Supercycles with a life span of 75 years or more are unlikely to be of interest to most investors, but are of the utmost importance to those whose responsibilities include protecting the interests of our children and grandchildren.
Each of the most significant debt-deleveraging episodes over the past 300 years has not only caused immense disruption to the global economy, but has also been associated with a geopolitical ‘changing of the guard’: the French Revolution and the conflicts that followed coincided with the decline of France, as did the Great Depression for the United Kingdom. Likewise, the Japanese crisis of the 1990s may have paved the way for China to replace it as a global manufacturing power.
The longevity of supercycles makes private sector debt crises almost impossible to predict although the causes (and consequences) can be identified in advance. To this day, I think the main risks still lie in the financial sector where indebtedness has increased (unlike regulatory measures which give the impression of stronger balance sheets).
The debt crisis that is brewing today may, I suppose, contribute to the split of the eurozone into two blocks: a hard currency block in the north and a tourism-based economy in the south.

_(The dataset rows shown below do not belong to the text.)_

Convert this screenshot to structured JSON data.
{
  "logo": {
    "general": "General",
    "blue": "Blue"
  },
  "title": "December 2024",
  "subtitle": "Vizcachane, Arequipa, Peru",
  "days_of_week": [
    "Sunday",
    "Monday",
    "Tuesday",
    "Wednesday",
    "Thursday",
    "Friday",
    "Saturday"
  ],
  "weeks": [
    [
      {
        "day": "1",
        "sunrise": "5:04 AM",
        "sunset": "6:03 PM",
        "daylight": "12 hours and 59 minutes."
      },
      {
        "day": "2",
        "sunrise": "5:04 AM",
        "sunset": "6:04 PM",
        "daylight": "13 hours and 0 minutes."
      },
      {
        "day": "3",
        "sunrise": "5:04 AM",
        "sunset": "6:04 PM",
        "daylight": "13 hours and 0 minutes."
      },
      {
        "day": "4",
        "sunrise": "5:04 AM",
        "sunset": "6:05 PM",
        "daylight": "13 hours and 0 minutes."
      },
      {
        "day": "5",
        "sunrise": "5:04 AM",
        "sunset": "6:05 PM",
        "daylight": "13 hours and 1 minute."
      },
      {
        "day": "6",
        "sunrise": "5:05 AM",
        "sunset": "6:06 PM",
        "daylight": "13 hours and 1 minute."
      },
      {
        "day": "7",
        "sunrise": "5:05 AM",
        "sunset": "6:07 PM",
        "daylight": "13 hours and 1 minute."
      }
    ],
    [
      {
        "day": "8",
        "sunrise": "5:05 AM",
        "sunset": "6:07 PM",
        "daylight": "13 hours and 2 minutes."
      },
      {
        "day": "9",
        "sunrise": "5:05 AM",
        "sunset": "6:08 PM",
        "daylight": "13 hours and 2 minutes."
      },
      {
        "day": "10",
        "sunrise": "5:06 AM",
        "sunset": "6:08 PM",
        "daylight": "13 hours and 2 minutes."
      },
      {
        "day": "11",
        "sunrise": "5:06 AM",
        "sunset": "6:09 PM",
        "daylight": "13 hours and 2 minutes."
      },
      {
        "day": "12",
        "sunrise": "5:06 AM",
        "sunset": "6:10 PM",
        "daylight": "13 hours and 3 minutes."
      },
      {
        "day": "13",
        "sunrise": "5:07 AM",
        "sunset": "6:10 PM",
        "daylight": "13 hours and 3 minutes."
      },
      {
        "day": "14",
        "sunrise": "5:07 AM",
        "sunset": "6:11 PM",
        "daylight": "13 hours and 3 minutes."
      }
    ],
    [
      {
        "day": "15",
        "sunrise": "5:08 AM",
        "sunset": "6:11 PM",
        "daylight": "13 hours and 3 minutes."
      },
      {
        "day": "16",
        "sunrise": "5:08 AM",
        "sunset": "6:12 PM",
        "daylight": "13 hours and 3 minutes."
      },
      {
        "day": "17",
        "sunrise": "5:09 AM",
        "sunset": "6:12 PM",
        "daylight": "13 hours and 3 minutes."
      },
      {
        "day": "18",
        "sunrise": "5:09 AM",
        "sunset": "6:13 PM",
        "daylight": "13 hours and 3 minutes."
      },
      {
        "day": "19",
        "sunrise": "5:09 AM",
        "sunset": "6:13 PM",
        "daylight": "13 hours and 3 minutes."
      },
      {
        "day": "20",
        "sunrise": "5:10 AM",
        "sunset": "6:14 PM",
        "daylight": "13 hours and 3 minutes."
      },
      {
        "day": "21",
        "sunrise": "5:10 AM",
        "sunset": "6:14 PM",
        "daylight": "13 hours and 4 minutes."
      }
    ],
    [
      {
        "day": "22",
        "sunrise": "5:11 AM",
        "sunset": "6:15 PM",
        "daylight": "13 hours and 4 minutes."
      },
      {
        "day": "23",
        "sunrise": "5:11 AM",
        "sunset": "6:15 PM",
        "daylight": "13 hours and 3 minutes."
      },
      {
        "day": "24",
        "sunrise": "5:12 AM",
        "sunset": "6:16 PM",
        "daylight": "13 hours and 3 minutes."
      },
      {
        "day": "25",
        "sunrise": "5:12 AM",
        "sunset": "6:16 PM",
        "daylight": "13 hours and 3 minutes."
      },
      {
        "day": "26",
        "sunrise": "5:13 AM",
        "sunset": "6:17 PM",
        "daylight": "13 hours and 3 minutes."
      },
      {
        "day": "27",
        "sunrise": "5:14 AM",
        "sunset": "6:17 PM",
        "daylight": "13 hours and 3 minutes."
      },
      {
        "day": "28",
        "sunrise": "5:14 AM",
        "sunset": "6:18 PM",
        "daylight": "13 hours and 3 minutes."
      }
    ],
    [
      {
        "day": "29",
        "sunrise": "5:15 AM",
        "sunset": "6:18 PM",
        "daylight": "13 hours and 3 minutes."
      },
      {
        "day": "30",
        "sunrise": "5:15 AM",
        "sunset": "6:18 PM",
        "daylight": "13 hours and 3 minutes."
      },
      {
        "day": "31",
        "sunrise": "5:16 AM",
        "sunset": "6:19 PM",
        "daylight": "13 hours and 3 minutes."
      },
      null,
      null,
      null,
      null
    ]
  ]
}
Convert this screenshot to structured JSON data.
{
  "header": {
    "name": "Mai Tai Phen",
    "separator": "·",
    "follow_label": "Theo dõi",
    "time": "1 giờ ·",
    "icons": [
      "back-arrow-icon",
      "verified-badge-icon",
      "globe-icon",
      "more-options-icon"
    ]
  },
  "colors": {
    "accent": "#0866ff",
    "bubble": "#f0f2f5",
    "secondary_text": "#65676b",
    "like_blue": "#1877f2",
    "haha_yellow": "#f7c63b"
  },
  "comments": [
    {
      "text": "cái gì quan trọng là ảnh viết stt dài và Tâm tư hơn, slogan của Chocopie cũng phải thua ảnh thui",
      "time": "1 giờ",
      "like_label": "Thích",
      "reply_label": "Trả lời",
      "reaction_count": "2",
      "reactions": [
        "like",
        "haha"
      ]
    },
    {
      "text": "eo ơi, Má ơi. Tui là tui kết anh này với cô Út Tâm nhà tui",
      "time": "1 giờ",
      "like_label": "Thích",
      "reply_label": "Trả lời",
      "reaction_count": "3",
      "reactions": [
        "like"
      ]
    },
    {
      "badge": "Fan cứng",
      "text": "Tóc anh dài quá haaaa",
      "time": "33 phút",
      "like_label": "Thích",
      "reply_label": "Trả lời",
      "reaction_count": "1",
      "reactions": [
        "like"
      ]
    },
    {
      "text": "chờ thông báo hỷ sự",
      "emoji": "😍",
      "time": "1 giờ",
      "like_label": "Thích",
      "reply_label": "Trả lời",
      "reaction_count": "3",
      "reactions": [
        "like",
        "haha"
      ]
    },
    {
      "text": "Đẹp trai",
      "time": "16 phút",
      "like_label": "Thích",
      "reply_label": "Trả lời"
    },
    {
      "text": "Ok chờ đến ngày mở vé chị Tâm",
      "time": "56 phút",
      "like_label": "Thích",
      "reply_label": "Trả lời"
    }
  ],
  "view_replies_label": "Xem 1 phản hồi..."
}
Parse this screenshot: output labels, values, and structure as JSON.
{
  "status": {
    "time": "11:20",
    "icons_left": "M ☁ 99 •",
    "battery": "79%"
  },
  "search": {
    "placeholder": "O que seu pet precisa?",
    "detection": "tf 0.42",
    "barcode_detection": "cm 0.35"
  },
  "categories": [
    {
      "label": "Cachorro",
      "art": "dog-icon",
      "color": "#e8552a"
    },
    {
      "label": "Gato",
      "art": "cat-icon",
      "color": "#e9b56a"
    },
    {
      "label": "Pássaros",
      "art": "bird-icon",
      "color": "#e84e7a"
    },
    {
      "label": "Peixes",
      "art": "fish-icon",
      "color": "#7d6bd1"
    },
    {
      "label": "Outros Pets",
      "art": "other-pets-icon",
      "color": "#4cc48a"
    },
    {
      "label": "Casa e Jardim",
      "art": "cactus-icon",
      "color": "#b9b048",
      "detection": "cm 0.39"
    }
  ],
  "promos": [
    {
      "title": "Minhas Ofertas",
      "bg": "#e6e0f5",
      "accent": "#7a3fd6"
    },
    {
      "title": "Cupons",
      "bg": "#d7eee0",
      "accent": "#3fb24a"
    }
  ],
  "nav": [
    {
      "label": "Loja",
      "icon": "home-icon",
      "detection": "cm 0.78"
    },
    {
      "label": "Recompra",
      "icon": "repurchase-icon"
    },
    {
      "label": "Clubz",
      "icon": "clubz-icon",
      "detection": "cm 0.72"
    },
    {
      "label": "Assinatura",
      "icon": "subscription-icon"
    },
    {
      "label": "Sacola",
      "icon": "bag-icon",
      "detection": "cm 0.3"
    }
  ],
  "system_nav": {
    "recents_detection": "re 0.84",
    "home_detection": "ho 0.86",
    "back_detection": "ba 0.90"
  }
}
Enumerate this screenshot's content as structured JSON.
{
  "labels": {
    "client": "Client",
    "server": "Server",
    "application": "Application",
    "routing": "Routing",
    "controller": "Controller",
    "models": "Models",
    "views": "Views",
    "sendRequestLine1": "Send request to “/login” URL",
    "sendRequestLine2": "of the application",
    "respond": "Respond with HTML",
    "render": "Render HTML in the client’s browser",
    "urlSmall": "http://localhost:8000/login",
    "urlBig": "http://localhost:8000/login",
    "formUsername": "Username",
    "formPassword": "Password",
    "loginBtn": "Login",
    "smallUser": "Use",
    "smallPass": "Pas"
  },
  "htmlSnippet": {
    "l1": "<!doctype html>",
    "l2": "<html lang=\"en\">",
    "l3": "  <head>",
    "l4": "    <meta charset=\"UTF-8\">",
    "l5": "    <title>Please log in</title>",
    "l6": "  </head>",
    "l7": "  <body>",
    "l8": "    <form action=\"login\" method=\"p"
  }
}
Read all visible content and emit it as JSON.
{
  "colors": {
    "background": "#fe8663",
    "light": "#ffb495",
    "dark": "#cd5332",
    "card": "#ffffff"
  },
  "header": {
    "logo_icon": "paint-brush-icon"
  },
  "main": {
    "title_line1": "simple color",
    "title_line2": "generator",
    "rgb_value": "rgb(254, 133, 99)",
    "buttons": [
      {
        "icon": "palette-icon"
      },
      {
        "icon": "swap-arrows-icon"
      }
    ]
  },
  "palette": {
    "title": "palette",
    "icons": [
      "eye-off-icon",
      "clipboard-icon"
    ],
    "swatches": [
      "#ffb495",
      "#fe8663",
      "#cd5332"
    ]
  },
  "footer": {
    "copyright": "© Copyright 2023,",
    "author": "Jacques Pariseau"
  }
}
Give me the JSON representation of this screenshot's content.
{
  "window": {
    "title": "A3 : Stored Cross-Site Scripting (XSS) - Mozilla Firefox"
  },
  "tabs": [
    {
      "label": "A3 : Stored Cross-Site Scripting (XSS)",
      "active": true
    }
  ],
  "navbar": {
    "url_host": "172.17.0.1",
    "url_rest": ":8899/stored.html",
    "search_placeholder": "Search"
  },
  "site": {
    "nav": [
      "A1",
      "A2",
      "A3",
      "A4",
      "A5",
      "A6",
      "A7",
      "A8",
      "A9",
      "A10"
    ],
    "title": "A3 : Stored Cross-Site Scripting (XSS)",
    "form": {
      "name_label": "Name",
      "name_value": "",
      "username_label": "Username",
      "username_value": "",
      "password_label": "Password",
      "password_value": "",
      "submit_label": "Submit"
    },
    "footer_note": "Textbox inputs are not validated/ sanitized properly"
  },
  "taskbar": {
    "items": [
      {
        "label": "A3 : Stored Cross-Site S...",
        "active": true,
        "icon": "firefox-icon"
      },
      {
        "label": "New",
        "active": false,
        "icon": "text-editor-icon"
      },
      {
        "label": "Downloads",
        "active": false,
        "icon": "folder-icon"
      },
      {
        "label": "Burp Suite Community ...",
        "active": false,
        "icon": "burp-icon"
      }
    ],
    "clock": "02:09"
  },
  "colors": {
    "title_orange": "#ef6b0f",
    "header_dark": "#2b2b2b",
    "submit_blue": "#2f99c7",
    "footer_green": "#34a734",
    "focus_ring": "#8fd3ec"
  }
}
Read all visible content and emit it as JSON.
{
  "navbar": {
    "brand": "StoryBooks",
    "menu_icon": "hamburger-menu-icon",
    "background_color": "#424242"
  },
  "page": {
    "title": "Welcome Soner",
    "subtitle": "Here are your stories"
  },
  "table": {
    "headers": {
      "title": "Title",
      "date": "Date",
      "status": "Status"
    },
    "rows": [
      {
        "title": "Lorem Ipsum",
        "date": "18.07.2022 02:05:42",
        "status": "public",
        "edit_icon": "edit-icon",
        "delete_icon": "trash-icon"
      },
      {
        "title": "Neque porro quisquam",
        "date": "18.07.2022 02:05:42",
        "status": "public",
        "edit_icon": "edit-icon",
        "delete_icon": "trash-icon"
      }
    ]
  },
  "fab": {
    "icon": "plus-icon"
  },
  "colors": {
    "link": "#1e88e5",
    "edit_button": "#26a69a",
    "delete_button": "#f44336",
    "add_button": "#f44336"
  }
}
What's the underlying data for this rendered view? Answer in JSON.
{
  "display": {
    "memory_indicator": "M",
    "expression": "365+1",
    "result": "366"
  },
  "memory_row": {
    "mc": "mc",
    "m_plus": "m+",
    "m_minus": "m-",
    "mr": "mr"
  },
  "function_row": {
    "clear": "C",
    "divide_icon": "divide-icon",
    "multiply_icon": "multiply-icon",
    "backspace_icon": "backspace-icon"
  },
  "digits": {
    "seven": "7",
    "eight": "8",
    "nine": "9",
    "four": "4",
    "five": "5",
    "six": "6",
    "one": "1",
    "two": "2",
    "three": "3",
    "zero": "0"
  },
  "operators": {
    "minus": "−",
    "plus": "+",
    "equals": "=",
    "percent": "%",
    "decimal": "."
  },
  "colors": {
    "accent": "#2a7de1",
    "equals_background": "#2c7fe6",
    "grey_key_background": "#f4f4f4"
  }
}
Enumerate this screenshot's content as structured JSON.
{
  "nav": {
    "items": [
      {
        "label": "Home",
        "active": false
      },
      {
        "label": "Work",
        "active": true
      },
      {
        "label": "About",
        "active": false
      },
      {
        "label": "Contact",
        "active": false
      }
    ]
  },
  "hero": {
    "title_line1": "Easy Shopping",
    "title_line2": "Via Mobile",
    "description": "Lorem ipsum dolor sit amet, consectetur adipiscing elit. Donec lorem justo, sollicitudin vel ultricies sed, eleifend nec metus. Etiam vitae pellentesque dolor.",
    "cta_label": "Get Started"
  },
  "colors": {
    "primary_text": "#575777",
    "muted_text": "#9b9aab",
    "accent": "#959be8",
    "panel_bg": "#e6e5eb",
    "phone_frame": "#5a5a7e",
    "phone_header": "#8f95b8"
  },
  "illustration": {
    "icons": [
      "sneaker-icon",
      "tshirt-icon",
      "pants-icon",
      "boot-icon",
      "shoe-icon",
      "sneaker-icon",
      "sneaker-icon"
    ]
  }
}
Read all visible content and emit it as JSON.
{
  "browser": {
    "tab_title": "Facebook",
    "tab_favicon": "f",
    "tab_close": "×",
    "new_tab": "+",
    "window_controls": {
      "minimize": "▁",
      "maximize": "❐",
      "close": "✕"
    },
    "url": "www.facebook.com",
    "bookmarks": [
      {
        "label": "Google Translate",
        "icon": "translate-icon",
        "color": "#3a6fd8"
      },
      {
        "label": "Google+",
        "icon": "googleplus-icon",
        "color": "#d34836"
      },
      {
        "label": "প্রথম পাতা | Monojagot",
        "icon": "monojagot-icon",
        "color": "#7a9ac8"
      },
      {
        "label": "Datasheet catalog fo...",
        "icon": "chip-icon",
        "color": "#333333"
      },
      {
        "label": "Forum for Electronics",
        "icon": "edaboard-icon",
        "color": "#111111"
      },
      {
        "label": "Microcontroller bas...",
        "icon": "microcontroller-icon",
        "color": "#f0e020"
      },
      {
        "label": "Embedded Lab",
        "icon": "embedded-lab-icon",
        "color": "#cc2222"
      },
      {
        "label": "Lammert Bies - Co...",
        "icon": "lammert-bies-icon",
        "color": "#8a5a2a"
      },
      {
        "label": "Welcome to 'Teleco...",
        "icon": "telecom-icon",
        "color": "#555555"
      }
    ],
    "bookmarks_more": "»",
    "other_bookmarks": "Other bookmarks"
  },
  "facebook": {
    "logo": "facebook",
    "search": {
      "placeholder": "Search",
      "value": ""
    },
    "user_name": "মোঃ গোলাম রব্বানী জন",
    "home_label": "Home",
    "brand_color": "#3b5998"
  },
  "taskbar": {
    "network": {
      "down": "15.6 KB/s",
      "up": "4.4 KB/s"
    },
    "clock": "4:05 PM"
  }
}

Official debt statistics do not yet take into account the full costs of the pandemic, and anecdotal evidence suggests that the level of distress in some countries is totally at odds with the “rebound economy” described by some. The debt of several countries is raised to levels that have never been tested by the “vigilantes” of the bond market. Expect a re-emergence of the loop of fate in Europe – which links the creditworthiness of banks to that of their host countries. France, Italy and Spain are the countries to watch.
What advice can an asset manager give investors today? First, focus on creating value and investing for the long term by locking in all possible returns for as long as possible.
With returns on investment on a secular downtrend, I firmly believe that this is the only way to avoid reinvestment risk: the risk that once an existing investment matures it cannot be replaced. by a new investment with an equally attractive return. Second, focus on real assets that offer some degree of inflation protection. Third, hedge currency risks. From a sector and geographic perspective, we have for some time recommended that our clients focus on infrastructure assets – acquired through investments in public markets rather than private auctions – and avoid exposure to the market. southern euro area.